According to the International Agency for Research on Cancer, an estimated 1.998 million new cancer cases and 9.74 million deaths occurred globally in 2022. The majority of cancer-related deaths are attributed to drug resistance that arises before or after cancer therapy (Bray et al., 2024, Zahreddine and Borden, 2013).

Tumor multidrug resistance (MDR) accounts for more than 90 % of deaths among cancer patients receiving conventional chemotherapy or targeted therapies (Bukowski et al., 2020). MDR is a complex phenomenon characterized by various mechanisms that enable cancer cells to survive and proliferate despite chemotherapy. These mechanisms include increased drug efflux, altered drug targets, enhanced DNA repair, evasion of apoptosis, drug inactivation, changes in drug metabolism, remodeling of the tumor microenvironment, epigenetic modifications, autophagy, cancer stem cells (CSCs), and alterations in cell cycle checkpoints (Eslami et al., 2024, Vaidya et al., 2022, Tian et al., 2023, Catalano et al., 2022, Emran et al., 2022). The diverse and interconnected nature of these mechanisms complicates cancer treatment. Understanding these processes is crucial for developing strategies to overcome drug resistance and improve therapeutic outcomes.

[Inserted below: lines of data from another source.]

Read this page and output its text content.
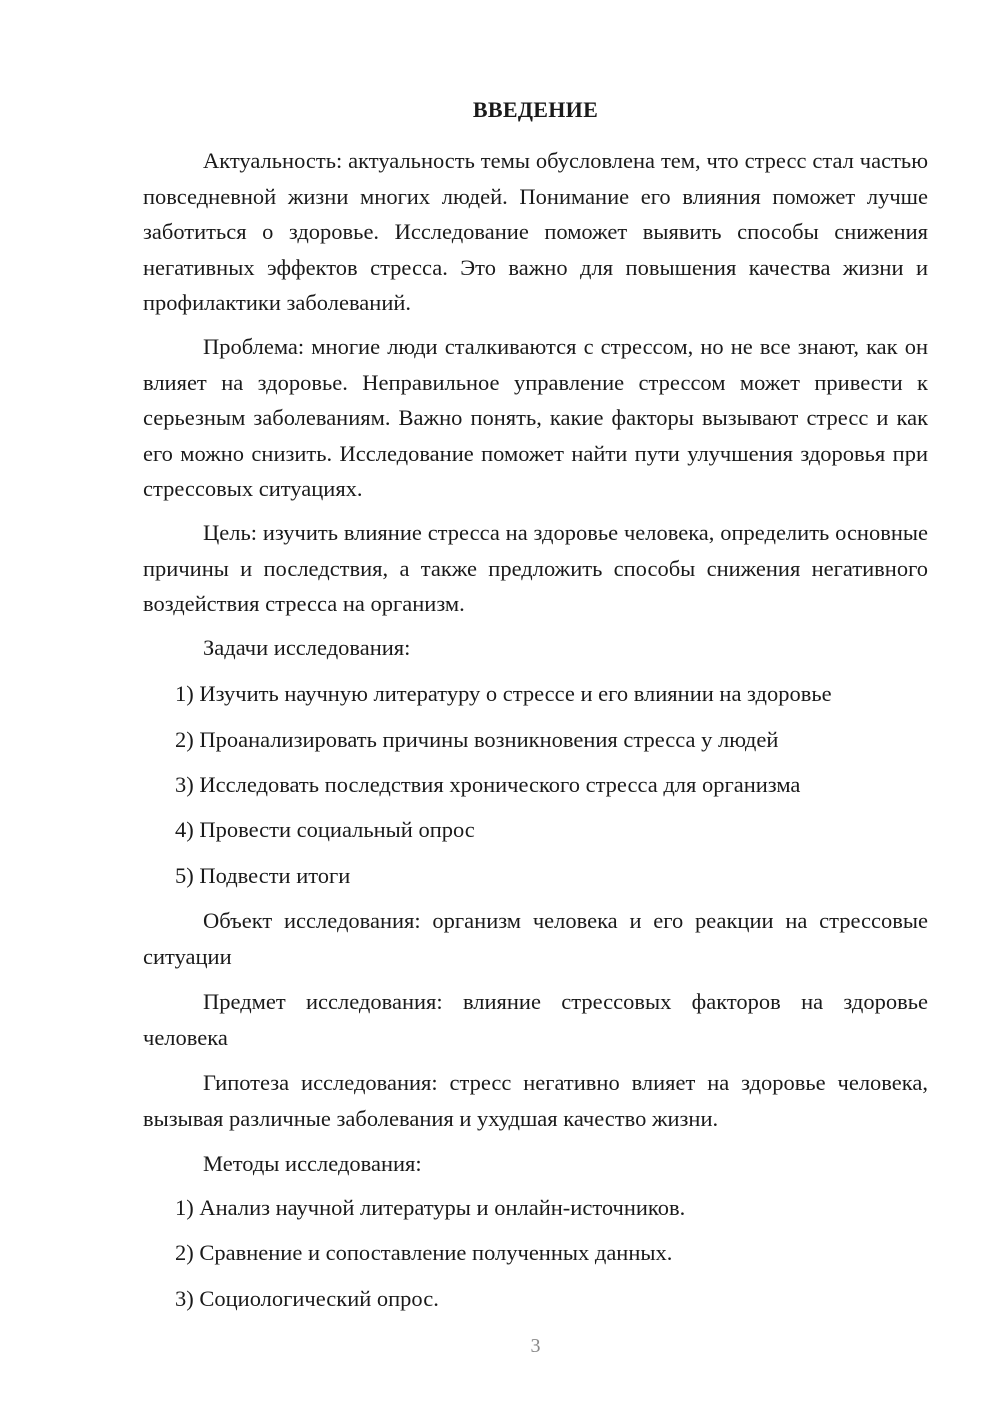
ВВЕДЕНИЕ

Актуальность: актуальность темы обусловлена тем, что стресс стал частью повседневной жизни многих людей. Понимание его влияния поможет лучше заботиться о здоровье. Исследование поможет выявить способы снижения негативных эффектов стресса. Это важно для повышения качества жизни и профилактики заболеваний.

Проблема: многие люди сталкиваются с стрессом, но не все знают, как он влияет на здоровье. Неправильное управление стрессом может привести к серьезным заболеваниям. Важно понять, какие факторы вызывают стресс и как его можно снизить. Исследование поможет найти пути улучшения здоровья при стрессовых ситуациях.

Цель: изучить влияние стресса на здоровье человека, определить основные причины и последствия, а также предложить способы снижения негативного воздействия стресса на организм.

Задачи исследования:

1) Изучить научную литературу о стрессе и его влиянии на здоровье

2) Проанализировать причины возникновения стресса у людей

3) Исследовать последствия хронического стресса для организма

4) Провести социальный опрос

5) Подвести итоги

Объект исследования: организм человека и его реакции на стрессовые ситуации

Предмет исследования: влияние стрессовых факторов на здоровье человека

Гипотеза исследования: стресс негативно влияет на здоровье человека, вызывая различные заболевания и ухудшая качество жизни.

Методы исследования:

1) Анализ научной литературы и онлайн-источников.

2) Сравнение и сопоставление полученных данных.

3) Социологический опрос.

3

By using whole-genome RNAi screening for more than 22,000 genes and cisplatin (CIS)-resistant models, we previously demonstrated that CIS treatment induces protein damage, and that resistance to CIS is correlated with decreased mitochondrial respiratory activity, reduced ATP production, and increased proteasome activity (Shao et al., 2020). Importantly, CIS induces protein damage in a time- and dose-dependent manner. The degradation of ubiquitin-conjugated damaged proteins and cell viability upon CIS exposure are proteasome activity dependent. In the CIS-resistant breast cancer cell line MDA-MB-231-R3, resistance to CIS is unexpectedly accompanied by cross-resistance to more than 40 anticancer drugs, a hallmark of MDR. Since MDA-MB-231-R3 cells exhibit markedly high proteasome activity, treatment with the proteasome inhibitor bortezomib (BTZ) completely reverses MDR. These findings suggest that protein damage is a common driver of MDR. However, several questions remain unanswered, such as how CIS damages proteins, how damaged proteins affect mitochondria, and how cells with mitochondrial damage and reduced respiratory activity gain resistance to CIS. Moreover, since CIS-resistant cells also exhibit cross-resistance to many other drugs, how protein damage caused by different drugs induces mitochondrial stress and subsequently contributes to the development of proteasome activity-related MDR is unknown.

In this study, we found that anticancer drugs and damaged mitochondrial proteins were coimported into the mitochondria, leading to mitochondrial damage and dysfunction. Mass spectrometry analysis of the MTS (mitochondrial targeting sequence)-EGFP interactome after CIS exposure revealed the involvement of the ubiquitin–proteasome system (UPS) in monitoring the import of drug-damaged proteins into mitochondria. We further demonstrated that the import of damaged proteins into mitochondria led to mitochondrial ROS (mtROS) production, the integrity stress response (ISR), the mitochondrial unfolded protein response (UPRmt), and BNIP3-mediated protective mitophagy. Most importantly, the combination of chemical drugs and BTZ triggered extensive mitochondrial protein import, which ultimately induced outer mitochondrial membrane (OMM) collapse, leakage of mitochondrial intermembrane space (IMS) contents, and profound mtROS release, which disabled mitophagy, triggered lysosome membrane permeabilization, and enhanced proteostasis stress-induced cell death.